You almost never hear about the most important thing in science.
In Cosmos’s final episode, Tyson put forth some simple rules for doing science: question authority, question yourself, don’t think something because you want it to be true, test ideas and follow the evidence where it leads rather than where you wish it to go, and always remember that you most likely are wrong.
This acknowledgement of ignorance is something that sets the process of science apart from other human endeavors. Richard Feynman defined it this way: “Science is the belief in the ignorance of experts.”
Yet many people think the opposite. A 2005 Washington Post article by Rick Weiss began:
There is something refreshing about scientists confessing their ignorance. Day after day, in research journals and at international meetings, they strut, cluck and boast about the latest enigma they’ve wrestled to the ground. The entire human genome mapped! The farthest star plotted! The mating habits of dinosaurs inferred from fossilized eggs! Ordinary folks can be excused for muttering, “Is there nothing these white-coated brainiacs don’t think they know?”
Weiss gets it completely backwards. Science is much more about asking the questions about what we don’t yet understand than boasting about what we’ve “wrestled to the ground.”
In Cosmos, Neil deGrasse Tyson used the example of dark matter to say that the term was only a “codeword for our ignorance” about the nature of the universe. Much is unknown, and much is incompletely known, and we often don’t know what we don’t know. Scientists just have to live with this. All conclusions are tentative and subject to revision if new data or theory contradicts previous understandings. Reality is just messy like that.
How different this is from other human endeavors, such as politics. You’ll never hear political leaders or talking heads admit they don’t know something, or need more time to come to a reasoned conclusion. That is simply not how discourse works in politics, the media, economics, or courtrooms, where saying you don’t know is often viewed as a sign of unacceptable weakness. Long ago, in another life when I worked retail, a manager once reprimanded me for saying “I don’t know” to a customer, insisting that I just make up an answer to close the sale (which is something to keep in mind next time you ask a sales clerk about a potential purchase).
In the world outside of science, ignorance and uncertainty are loathed. (If you crave certainty, there are plenty of groups eager to take your money.) But in the world of science, you have to adapt to pervasive uncertainty. When I teach introductory geology courses, I find myself saying, “I don’t know—in fact, no one knows,” almost every day in response to good questions from students. Just this week, a new paper in Nature Geoscience reported surprising experimental findings about how structures such as arches form (see above for a photograph of Delicate Arch). I’ve been asked by students many times about the formation of such features, and have always had to admit that there is great uncertainty among geologists about the exact mechanisms. Now, thanks to this research, we’re a step closer to giving better answers. That’s how science should work—by the admission of ignorance followed by investigation, rather than making up answers to gain or keep social status.
Questioning our own certainty is also a step toward questioning the authority of others, which is why science can be challenging and provocative in its ability to “undermine fanaticism,” as Tyson put it. The very first episode of Cosmos told the story of Bruno, who wasn’t a scientist but who challenged authorities about many things, including the cosmological model of the day, and was burned at the stake for his trouble. (That Sacha Baron Cohen movie Brüno was pretty unfunny, but the punishment of burning at the stake seems a bit too far.) Many reacted grumpily to this first episode, interpreting it as an attack on religion without understanding the broader point: power is always threatened by new ideas, and as the Scientific Revolution unfolded, ideas backed by the developing process of science would prove disruptive.

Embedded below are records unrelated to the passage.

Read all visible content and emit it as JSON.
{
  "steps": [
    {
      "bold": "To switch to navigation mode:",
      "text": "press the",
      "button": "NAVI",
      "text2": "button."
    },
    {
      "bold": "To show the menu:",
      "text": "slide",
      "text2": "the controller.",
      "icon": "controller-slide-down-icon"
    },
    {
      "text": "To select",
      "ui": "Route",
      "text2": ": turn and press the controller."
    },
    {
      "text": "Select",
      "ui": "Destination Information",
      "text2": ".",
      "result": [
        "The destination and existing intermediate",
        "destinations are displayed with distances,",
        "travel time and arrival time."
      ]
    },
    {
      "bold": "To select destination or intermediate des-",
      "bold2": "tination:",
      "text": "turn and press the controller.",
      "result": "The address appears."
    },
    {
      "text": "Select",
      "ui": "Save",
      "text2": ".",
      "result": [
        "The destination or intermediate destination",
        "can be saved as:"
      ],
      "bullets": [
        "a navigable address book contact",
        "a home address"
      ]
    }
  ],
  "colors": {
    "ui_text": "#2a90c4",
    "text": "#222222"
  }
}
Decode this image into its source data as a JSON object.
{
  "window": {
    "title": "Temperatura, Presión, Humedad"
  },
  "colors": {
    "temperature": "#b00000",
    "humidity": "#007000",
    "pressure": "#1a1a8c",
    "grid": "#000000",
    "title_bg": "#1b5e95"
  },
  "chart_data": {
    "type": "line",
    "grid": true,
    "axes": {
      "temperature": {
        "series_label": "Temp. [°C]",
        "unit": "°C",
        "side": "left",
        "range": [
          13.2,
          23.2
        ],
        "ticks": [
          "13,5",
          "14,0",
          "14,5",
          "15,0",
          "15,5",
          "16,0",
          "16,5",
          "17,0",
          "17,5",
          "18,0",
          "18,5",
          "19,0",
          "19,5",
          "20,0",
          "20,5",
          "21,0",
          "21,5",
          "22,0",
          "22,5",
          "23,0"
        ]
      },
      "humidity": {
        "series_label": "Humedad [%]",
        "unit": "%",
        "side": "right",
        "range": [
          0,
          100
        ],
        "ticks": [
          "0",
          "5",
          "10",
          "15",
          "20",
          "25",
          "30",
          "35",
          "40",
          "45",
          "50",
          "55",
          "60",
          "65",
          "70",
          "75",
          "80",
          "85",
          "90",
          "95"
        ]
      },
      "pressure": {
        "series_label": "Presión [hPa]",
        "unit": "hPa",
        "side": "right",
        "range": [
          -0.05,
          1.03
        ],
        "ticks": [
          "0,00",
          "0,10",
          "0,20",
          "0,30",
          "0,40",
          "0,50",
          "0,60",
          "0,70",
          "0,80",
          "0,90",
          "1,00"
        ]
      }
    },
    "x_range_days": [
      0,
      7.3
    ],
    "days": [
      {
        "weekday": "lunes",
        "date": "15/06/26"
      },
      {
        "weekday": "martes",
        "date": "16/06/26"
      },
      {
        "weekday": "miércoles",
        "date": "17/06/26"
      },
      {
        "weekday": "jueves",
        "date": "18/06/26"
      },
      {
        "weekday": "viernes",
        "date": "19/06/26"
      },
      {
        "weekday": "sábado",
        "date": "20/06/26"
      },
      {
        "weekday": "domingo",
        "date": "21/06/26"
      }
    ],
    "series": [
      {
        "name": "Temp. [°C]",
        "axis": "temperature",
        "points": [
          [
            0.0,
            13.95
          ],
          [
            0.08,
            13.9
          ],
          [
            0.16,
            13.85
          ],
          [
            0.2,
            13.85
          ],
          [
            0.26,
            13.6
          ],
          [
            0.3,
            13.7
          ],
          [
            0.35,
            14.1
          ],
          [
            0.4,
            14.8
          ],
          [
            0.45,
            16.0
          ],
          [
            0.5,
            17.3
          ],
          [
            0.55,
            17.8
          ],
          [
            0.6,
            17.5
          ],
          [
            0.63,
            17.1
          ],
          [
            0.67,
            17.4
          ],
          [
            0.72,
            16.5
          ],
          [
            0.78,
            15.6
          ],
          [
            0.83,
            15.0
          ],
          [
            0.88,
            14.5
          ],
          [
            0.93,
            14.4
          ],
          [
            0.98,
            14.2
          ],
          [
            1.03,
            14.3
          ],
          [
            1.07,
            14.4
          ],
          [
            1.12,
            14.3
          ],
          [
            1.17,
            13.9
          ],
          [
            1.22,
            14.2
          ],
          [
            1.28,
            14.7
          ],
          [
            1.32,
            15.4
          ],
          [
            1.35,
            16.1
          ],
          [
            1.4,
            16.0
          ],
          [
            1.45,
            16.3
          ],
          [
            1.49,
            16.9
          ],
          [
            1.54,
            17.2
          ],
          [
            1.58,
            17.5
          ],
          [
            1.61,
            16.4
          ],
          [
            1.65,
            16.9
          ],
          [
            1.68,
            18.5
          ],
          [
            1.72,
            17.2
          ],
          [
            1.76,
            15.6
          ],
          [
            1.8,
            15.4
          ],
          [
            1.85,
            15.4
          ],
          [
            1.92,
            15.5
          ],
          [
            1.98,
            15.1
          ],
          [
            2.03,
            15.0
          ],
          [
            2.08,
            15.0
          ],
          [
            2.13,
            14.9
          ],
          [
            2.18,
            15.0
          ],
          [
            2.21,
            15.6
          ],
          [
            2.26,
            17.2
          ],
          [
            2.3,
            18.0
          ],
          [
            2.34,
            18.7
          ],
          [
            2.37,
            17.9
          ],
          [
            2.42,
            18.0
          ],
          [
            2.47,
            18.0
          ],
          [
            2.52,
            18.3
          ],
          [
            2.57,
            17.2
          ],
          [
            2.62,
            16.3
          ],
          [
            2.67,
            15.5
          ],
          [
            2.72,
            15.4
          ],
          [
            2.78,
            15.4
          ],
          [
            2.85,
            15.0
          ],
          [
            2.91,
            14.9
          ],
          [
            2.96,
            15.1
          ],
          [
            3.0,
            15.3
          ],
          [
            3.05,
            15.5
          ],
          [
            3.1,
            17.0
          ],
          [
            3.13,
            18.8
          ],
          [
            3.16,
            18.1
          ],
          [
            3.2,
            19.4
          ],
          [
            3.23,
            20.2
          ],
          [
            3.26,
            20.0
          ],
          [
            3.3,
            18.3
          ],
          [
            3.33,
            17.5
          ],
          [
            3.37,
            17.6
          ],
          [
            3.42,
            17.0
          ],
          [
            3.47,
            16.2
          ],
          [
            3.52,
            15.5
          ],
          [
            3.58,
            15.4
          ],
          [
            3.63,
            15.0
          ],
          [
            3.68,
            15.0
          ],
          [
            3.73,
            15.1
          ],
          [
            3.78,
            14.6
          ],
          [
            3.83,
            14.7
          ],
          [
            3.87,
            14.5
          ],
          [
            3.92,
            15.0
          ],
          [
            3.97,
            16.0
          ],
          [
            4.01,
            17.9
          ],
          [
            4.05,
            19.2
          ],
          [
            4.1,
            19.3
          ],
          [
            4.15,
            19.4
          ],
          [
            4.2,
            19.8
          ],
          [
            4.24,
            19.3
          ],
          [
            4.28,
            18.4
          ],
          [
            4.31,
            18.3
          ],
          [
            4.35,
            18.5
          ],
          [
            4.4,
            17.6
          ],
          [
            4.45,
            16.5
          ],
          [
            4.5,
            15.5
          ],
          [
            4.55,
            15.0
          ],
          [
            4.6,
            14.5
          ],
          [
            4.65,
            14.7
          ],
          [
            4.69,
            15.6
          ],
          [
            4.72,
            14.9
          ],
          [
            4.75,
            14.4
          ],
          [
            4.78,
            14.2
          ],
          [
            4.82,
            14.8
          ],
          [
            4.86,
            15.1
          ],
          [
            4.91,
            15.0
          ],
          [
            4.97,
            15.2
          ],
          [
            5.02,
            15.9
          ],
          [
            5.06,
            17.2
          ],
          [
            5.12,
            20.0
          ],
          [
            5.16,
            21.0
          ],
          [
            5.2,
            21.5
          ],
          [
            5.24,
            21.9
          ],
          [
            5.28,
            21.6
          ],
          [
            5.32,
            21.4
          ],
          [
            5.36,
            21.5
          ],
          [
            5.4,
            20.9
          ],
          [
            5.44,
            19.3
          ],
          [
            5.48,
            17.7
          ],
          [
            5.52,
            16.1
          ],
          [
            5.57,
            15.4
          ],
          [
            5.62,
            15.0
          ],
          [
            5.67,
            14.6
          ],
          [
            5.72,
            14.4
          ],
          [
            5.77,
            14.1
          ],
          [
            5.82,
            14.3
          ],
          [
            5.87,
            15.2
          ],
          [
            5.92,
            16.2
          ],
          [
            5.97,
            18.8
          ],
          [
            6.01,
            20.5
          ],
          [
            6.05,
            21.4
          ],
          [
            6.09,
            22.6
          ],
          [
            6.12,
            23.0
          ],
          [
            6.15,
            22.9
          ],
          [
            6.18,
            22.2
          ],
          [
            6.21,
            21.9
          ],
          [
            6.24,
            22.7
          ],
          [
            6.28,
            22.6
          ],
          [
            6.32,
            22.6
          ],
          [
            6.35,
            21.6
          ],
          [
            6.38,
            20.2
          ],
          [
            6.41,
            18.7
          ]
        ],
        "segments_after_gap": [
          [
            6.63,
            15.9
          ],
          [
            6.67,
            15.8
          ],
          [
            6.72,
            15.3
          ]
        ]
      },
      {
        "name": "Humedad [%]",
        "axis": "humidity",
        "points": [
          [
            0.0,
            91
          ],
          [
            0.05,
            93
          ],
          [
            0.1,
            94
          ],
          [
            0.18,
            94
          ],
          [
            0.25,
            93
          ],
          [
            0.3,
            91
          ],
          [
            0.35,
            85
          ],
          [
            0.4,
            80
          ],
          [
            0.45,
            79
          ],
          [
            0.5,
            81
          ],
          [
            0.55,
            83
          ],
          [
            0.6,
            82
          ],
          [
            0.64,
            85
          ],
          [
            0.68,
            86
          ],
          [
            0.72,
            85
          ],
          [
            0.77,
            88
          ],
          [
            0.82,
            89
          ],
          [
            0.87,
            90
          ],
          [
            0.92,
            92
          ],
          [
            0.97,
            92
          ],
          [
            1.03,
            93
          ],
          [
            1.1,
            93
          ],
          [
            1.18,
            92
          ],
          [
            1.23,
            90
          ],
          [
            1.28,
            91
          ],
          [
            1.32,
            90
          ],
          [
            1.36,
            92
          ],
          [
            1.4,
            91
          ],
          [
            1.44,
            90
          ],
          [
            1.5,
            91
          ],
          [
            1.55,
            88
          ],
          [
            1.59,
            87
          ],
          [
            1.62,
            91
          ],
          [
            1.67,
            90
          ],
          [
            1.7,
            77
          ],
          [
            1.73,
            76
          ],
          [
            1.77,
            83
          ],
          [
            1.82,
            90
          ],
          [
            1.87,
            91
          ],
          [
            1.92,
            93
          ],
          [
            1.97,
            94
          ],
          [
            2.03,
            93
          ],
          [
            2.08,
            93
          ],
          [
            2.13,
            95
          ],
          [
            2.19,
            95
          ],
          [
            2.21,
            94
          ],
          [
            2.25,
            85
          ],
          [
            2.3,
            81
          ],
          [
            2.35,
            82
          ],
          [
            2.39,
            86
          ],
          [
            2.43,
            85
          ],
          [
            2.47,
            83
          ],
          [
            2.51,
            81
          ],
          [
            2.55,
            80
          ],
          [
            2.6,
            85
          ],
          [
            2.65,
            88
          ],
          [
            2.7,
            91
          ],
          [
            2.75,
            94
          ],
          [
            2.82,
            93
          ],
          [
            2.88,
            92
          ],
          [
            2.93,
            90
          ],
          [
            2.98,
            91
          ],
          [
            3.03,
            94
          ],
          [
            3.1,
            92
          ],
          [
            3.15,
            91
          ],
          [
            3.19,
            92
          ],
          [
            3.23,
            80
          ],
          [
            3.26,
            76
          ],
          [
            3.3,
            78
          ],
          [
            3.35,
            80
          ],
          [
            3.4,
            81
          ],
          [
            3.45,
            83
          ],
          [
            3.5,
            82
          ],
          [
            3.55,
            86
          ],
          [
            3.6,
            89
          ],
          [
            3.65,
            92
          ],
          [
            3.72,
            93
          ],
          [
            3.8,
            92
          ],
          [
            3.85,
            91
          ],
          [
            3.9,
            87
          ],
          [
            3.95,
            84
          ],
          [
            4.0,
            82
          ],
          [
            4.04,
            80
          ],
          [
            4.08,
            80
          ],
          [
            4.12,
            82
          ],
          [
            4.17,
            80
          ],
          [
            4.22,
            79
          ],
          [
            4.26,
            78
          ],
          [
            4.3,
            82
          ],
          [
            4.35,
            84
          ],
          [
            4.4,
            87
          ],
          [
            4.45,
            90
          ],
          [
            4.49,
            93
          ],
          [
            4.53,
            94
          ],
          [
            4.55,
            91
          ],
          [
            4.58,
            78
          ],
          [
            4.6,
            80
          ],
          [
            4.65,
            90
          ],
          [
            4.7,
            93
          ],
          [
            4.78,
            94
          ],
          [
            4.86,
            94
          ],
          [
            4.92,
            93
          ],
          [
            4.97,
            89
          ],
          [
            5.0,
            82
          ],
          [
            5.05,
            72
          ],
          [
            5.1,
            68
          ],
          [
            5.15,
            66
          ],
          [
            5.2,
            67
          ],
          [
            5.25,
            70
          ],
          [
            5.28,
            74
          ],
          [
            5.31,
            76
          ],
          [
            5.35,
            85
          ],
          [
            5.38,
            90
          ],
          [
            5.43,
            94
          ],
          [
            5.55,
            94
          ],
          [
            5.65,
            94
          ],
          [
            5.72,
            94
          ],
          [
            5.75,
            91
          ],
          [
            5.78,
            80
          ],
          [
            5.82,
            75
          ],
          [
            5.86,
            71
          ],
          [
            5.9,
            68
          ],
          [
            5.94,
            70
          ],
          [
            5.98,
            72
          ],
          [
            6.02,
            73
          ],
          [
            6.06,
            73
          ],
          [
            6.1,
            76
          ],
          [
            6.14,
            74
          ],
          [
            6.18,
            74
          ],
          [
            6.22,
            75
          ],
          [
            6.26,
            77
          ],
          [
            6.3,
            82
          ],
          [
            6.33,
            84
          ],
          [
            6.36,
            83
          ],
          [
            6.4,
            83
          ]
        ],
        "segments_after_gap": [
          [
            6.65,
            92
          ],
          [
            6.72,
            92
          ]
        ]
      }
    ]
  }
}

We saw this theme play out in other topics in Cosmos: the long-delayed acceptance of plate tectonics, the discovery of widespread lead pollution from gasoline, the dawning comprehension that humans are causing climate change. Indeed, acknowledgment of climate change is still fiercely resisted by well-funded groups who exploit the predilection of media to manufacture drama by presenting every issue as a partisan debate.
In addition to portraying science as a process which assumes the ignorance of experts and which creates potent challenges to those in power, Tyson’s Cosmos also showed science as serendipitous, full of “that’s funny” moments when one avenue of research led to something completely unexpected. Joseph Fraunhofer did not set out to find a way to measure the atomic composition of distant stars when he examined lines in a spectrum of light, but that’s exactly what he accomplished. When Clair Patterson created the world’s first clean room, he wasn’t trying to research the harmfulness of lead; his intention was to discover the age of the Earth. He serendipitously did both.
It’s important to understand that science frequently advances in nonlinear, unexpected directions. Scientists don’t always know where a line of investigation will go, much less what “practical use” their discoveries might have. Sometimes there is concerted resistance to new ideas. And even the greatest scientific experts can get it wrong. These are all important lessons about the nature of science, and Cosmos did a great job conveying them to audiences. By showing not just the results, but the process—by showing science as an activity rather than a list of facts to be memorized—Cosmos allowed the public a much-needed look under the hood into science itself. This accomplishment may be the lasting legacy of Cosmos.